Foreign Minister Shah Mahmood Qureshi said the meeting is a “complementary” of peace efforts in Doha, Moscow and other countries.

Afghan presidential candidate Mohammad Haneef Atmar said he welcomed the meeting in Pakistan and that it was a good platform for the exchange of views between Afghan politicians and Pakistani officials.

Atmar said the two sides discussed Afghanistan-Pakistan relations and the Afghan peace process. “We stressed that there should be progress in both fronts: in the peace efforts and the bilateral relations,” he said.

Atmar mentioned that the “blame-game” between Afghanistan and Pakistan had not helped the two countries and that the Pakistan should come up with practical steps on their promises.

This month, Afghan President Ashraf Ghani said he will visit Pakistan on June 27 to open a new chapter in his country’s uneasy relationship with its neighbour and mend ties that are often characterised by mistrust and tit-for-tat accusations.

Ghani said he agreed to visit Pakistan’s Prime Minister Imran Khan after the two leaders met this month on the sidelines of the Organisation of Islamic Cooperation meeting in Saudi Arabia. “I hope the visit will be positive,” he added.
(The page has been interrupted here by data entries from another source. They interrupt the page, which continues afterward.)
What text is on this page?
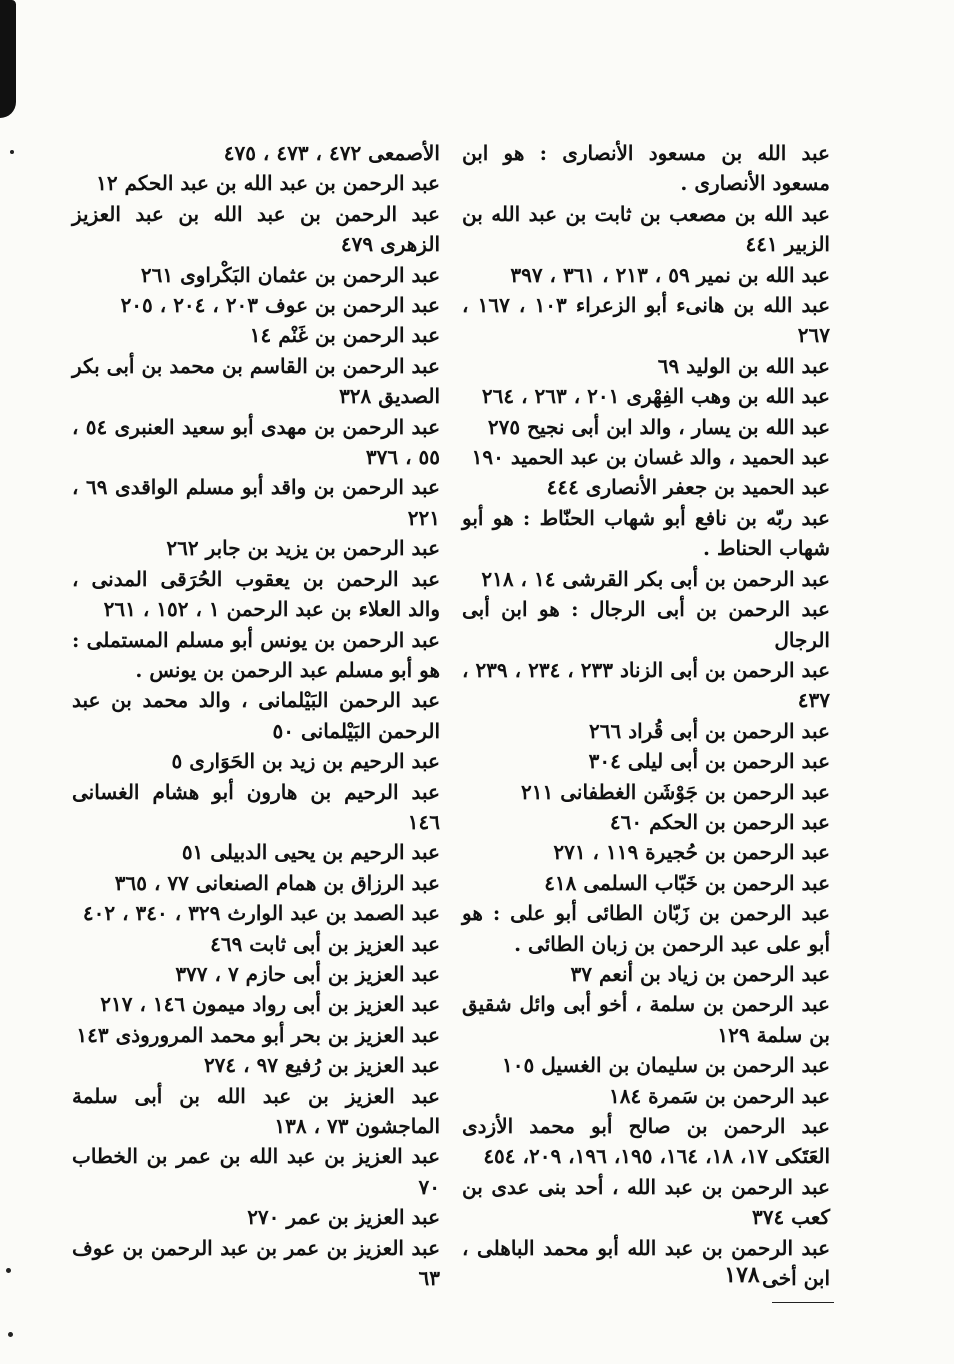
عبد الله بن مسعود الأنصارى : هو ابن مسعود الأنصارى .

عبد الله بن مصعب بن ثابت بن عبد الله بن الزبير ٤٤١

عبد الله بن نمير ٥٩ ، ٢١٣ ، ٣٦١ ، ٣٩٧

عبد الله بن هانىء أبو الزعراء ١٠٣ ، ١٦٧ ، ٢٦٧

عبد الله بن الوليد ٦٩

عبد الله بن وهب الفِهْرى ٢٠١ ، ٢٦٣ ، ٢٦٤

عبد الله بن يسار ، والد ابن أبى نجيح ٢٧٥

عبد الحميد ، والد غسان بن عبد الحميد ١٩٠

عبد الحميد بن جعفر الأنصارى ٤٤٤

عبد ربّه بن نافع أبو شهاب الحنّاط : هو أبو شهاب الحناط .

عبد الرحمن بن أبى بكر القرشى ١٤ ، ٢١٨

عبد الرحمن بن أبى الرجال : هو ابن أبى الرجال

عبد الرحمن بن أبى الزناد ٢٣٣ ، ٢٣٤ ، ٢٣٩ ، ٤٣٧

عبد الرحمن بن أبى قُراد ٢٦٦

عبد الرحمن بن أبى ليلى ٣٠٤

عبد الرحمن بن جَوْشَن الغطفانى ٢١١

عبد الرحمن بن الحكم ٤٦٠

عبد الرحمن بن حُجيرة ١١٩ ، ٢٧١

عبد الرحمن بن خَبّاب السلمى ٤١٨

عبد الرحمن بن زَبّان الطائى أبو على : هو أبو على عبد الرحمن بن زبان الطائى .

عبد الرحمن بن زياد بن أنعم ٣٧

عبد الرحمن بن سلمة ، أخو أبى وائل شقيق بن سلمة ١٢٩

عبد الرحمن بن سليمان بن الغسيل ١٠٥

عبد الرحمن بن سَمرة ١٨٤

عبد الرحمن بن صالح أبو محمد الأزدى العَتَكى ١٧، ١٨، ١٦٤، ١٩٥، ١٩٦، ٢٠٩، ٤٥٤

عبد الرحمن بن عبد الله ، أحد بنى عدى بن كعب ٣٧٤

عبد الرحمن بن عبد الله أبو محمد الباهلى ، ابن أخى

الأصمعى ٤٧٢ ، ٤٧٣ ، ٤٧٥

عبد الرحمن بن عبد الله بن عبد الحكم ١٢

عبد الرحمن بن عبد الله بن عبد العزيز الزهرى ٤٧٩

عبد الرحمن بن عثمان البَكْراوى ٢٦١

عبد الرحمن بن عوف ٢٠٣ ، ٢٠٤ ، ٢٠٥

عبد الرحمن بن غَنْم ١٤

عبد الرحمن بن القاسم بن محمد بن أبى بكر الصديق ٣٢٨

عبد الرحمن بن مهدى أبو سعيد العنبرى ٥٤ ، ٥٥ ، ٣٧٦

عبد الرحمن بن واقد أبو مسلم الواقدى ٦٩ ، ٢٢١

عبد الرحمن بن يزيد بن جابر ٢٦٢

عبد الرحمن بن يعقوب الحُرَقى المدنى ، والد العلاء بن عبد الرحمن ١ ، ١٥٢ ، ٢٦١

عبد الرحمن بن يونس أبو مسلم المستملى : هو أبو مسلم عبد الرحمن بن يونس .

عبد الرحمن البَيْلمانى ، والد محمد بن عبد الرحمن البَيْلمانى ٥٠

عبد الرحيم بن زيد بن الحَوَارى ٥

عبد الرحيم بن هارون أبو هشام الغسانى ١٤٦

عبد الرحيم بن يحيى الدبيلى ٥١

عبد الرزاق بن همام الصنعانى ٧٧ ، ٣٦٥

عبد الصمد بن عبد الوارث ٣٢٩ ، ٣٤٠ ، ٤٠٢

عبد العزيز بن أبى ثابت ٤٦٩

عبد العزيز بن أبى حازم ٧ ، ٣٧٧

عبد العزيز بن أبى رواد ميمون ١٤٦ ، ٢١٧

عبد العزيز بن بحر أبو محمد المروروذى ١٤٣

عبد العزيز بن رُفيع ٩٧ ، ٢٧٤

عبد العزيز بن عبد الله بن أبى سلمة الماجشون ٧٣ ، ١٣٨

عبد العزيز بن عبد الله بن عمر بن الخطاب ٧٠

عبد العزيز بن عمر ٢٧٠

عبد العزيز بن عمر بن عبد الرحمن بن عوف ٦٣	١٧٨
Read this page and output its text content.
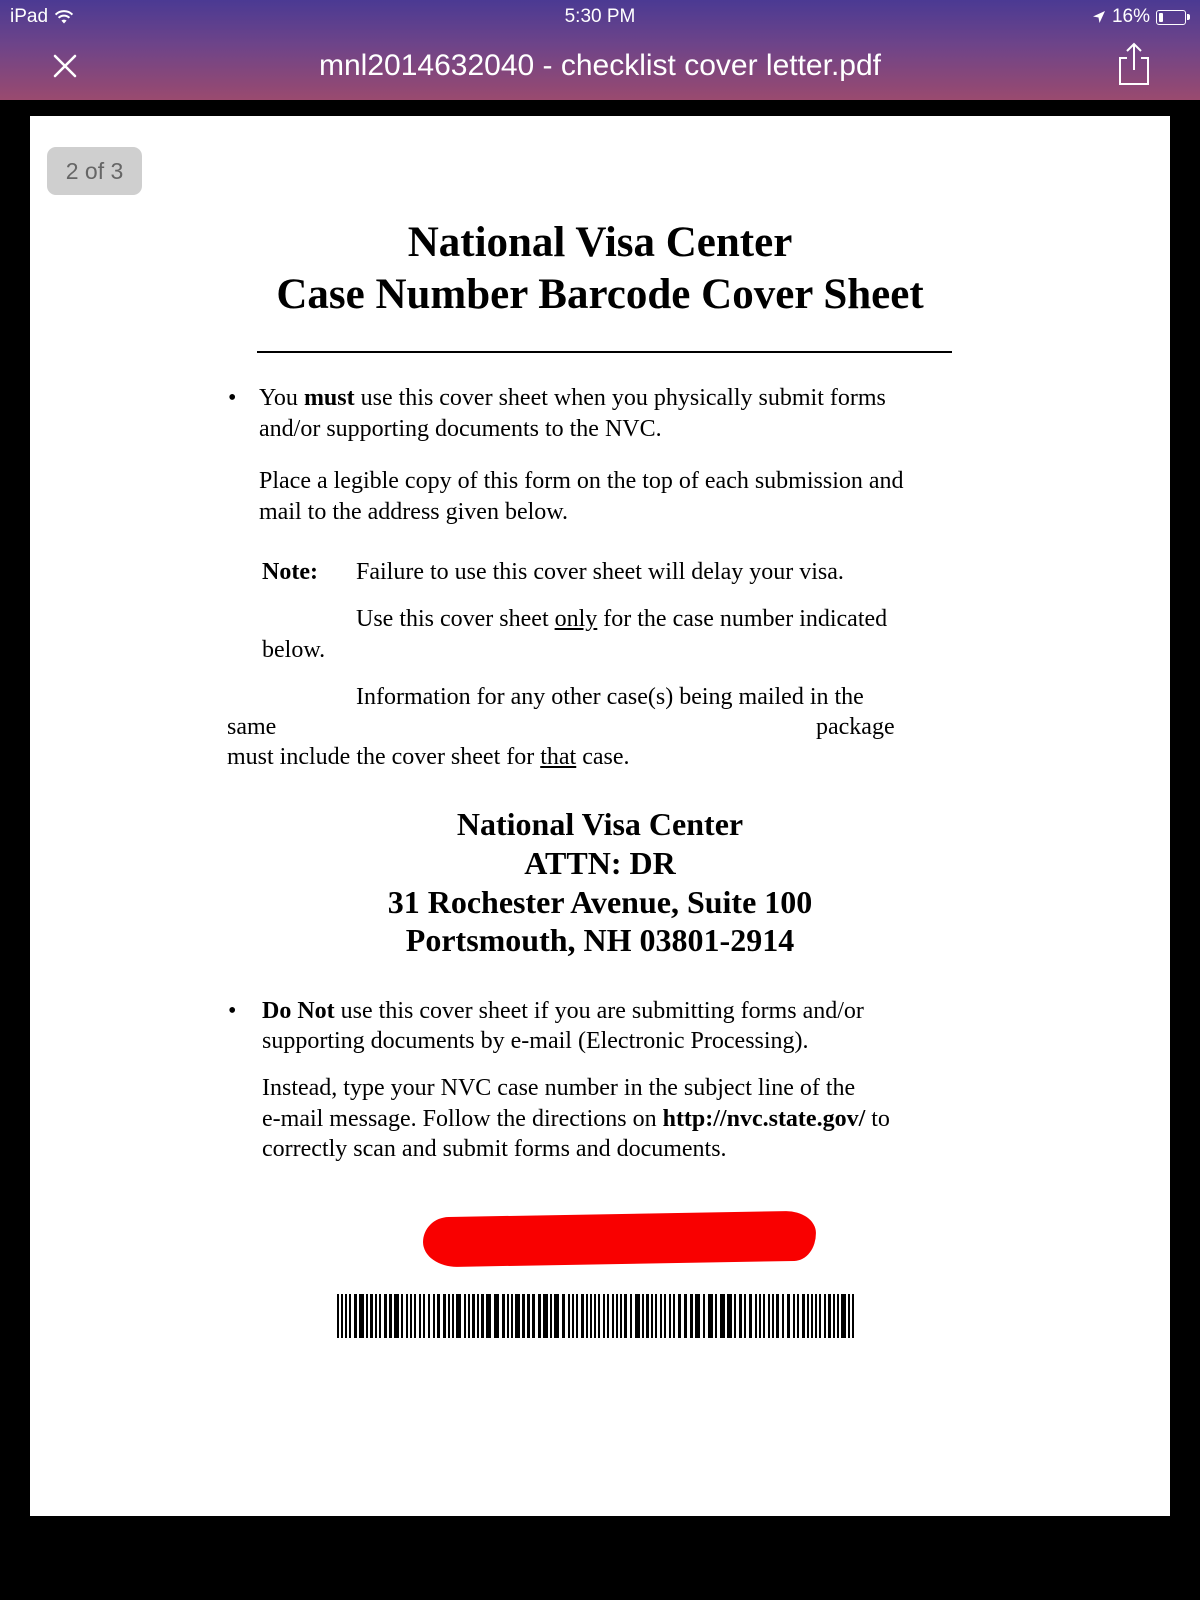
iPad	5:30 PM	16%
mnl2014632040 - checklist cover letter.pdf
2 of 3
National Visa Center
Case Number Barcode Cover Sheet
• You must use this cover sheet when you physically submit forms
and/or supporting documents to the NVC.
Place a legible copy of this form on the top of each submission and
mail to the address given below.
Note: Failure to use this cover sheet will delay your visa.
Use this cover sheet only for the case number indicated
below.
Information for any other case(s) being mailed in the
same	package
must include the cover sheet for that case.
National Visa Center
ATTN: DR
31 Rochester Avenue, Suite 100
Portsmouth, NH 03801-2914
• Do Not use this cover sheet if you are submitting forms and/or
supporting documents by e-mail (Electronic Processing).
Instead, type your NVC case number in the subject line of the
e-mail message. Follow the directions on http://nvc.state.gov/ to
correctly scan and submit forms and documents.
The presidential election scheduled for 28 September will be a key moment to reaffirm the legitimacy of Afghanistan’s democratic political structure. There are significant operational and technical challenges to be overcome.

Prime Minister Imran Khan said that peace in Afghanistan is “around the corner,” referring to the efforts by the United States for a political settlement to the conflict in the country. “Negotiations have been initiated with the Taliban. God willing, our brothers in Afghanistan would live together in peace in coming days,” the PM said.

He asserted the peace process would result in stability, trade and  economic prosperity for the region, and particularly for Afghanistan to enable the war-shattered country stand on its own feet.

“A good government will be established in Afghanistan, a government where all Afghans will be represented. The war will end and peace will be established there,” Khan was quoted as saying.